Performance Monitoring: Sentry SDK API Evolution

The objective of this document is to contextualize the evolution of the Performance Monitoring features in Sentry SDKs. We start with a summary of how Performance Monitoring was added to Sentry and to SDKs, and, later, we discuss lessons learned in the form of identified issues and the initiatives to address those issues.

Introduction

Back in early 2019, Sentry started experimenting with adding tracing to SDKs. The Python and JavaScript SDKs were the test bed where the first concepts were designed and developed. A proof-of-concept was released on April 29th, 2019 and shipped to Sentry on May 7, 2019. Python and JavaScript were obvious choices, because they allowed us to experiment with instrumenting Sentry’s own backend and frontend.

Note that the aforementioned work was contemporary to the merger of OpenCensus and OpenTracing to form OpenTelemetry. Sentry’s API and SDK implementations borrowed inspiration from pre-1.0 versions of OpenTelemetry, combined with our own ideas. For example, our list of span statuses openly match those that could be found in the OpenTelemetry specification around the end of 2019.

After settling with an API, performance monitoring support was then expanded to other SDKs. Sentry's Performance Monitoring solution became Generally Available in July, 2020. OpenTelemetry's Tracing Specification version 1.0 was released in February, 2021.

Our initial implementation reused the mechanisms we had in place for error reporting:

  • The Event type was extended with new fields. That meant that instead of designing and implementing a whole new ingestion pipeline, we could save time and quickly start sending "events" to Sentry, this time, instead of errors, a new "transaction" event type.
  • Since we were just sending a new type of event, the SDK transport layer was also reused.
  • And since we were sharing the ingestion pipeline, that meant we were sharing storage and the many parts of the processing that happens to all events.

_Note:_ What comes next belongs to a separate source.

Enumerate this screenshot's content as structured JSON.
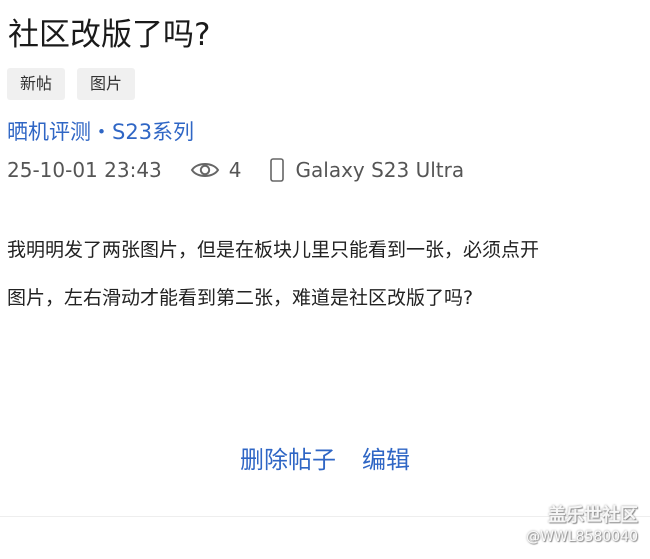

Our implementation evolved such that there was a clear emphasis on the distinction between Transactions and Spans. Part of that was a side effect from reusing the Event interface.

Transactions resonated well with customers. They allowed for important chunks of work in their code to be highlighted, like a browser page load or http server request. Customers can see and navigate through a list of transactions, while within a transaction the spans give detailed timing for more granular units of work.

In the next section, we’ll discuss some of the shortcomings with the current model.

Identified Issues

While the reuse of the Unified SDK architecture (hubs, clients, scopes) and the transaction ingestion model have merits, experience revealed some issues that we categorize into two groups.

The first group has to do with scope propagation, in essence the ability to determine what the “current scope” is. This operation is required for both manual instrumentation in user code as well as for automatic instrumentation in SDK integrations.

The second group is for issues related to the wire format used to send transaction data from SDKs to Sentry.

Scope Propagation

This issue is tracked by getsentry/sentry-javascript#3751.

The Unified SDK architecture is fundamentally based on the existence of a hub per unit of concurrency, each hub having a stack of pairs of client and scope. A client holds configuration and is responsible for sending data to Sentry by means of a transport, while a scope holds contextual data that gets appended to outgoing events, such as tags and breadcrumbs.

Every hub knows what the current scope is. It is always the scope on top of the stack. The difficult part is having a hub “per unit of concurrency”.

JavaScript, for example, is single-threaded with an event loop and async code execution. There is no standard way to carry contextual data that works across async calls. So for JavaScript browser applications, there is only one global hub shared for sync and async code.

A similar situation appears on Mobile SDKs. There is a user expectation that contextual data like tags, what the current user is, breadcrumbs, and other information stored on the scope be available and settable from any thread. Therefore, in those SDKs there is only one global hub.

In both cases, everything was relatively fine when the SDK had to deal with reporting errors. With the added responsibility to track transactions and spans, the scope became a poor fit to store the current span, because it limits the existence of concurrent spans.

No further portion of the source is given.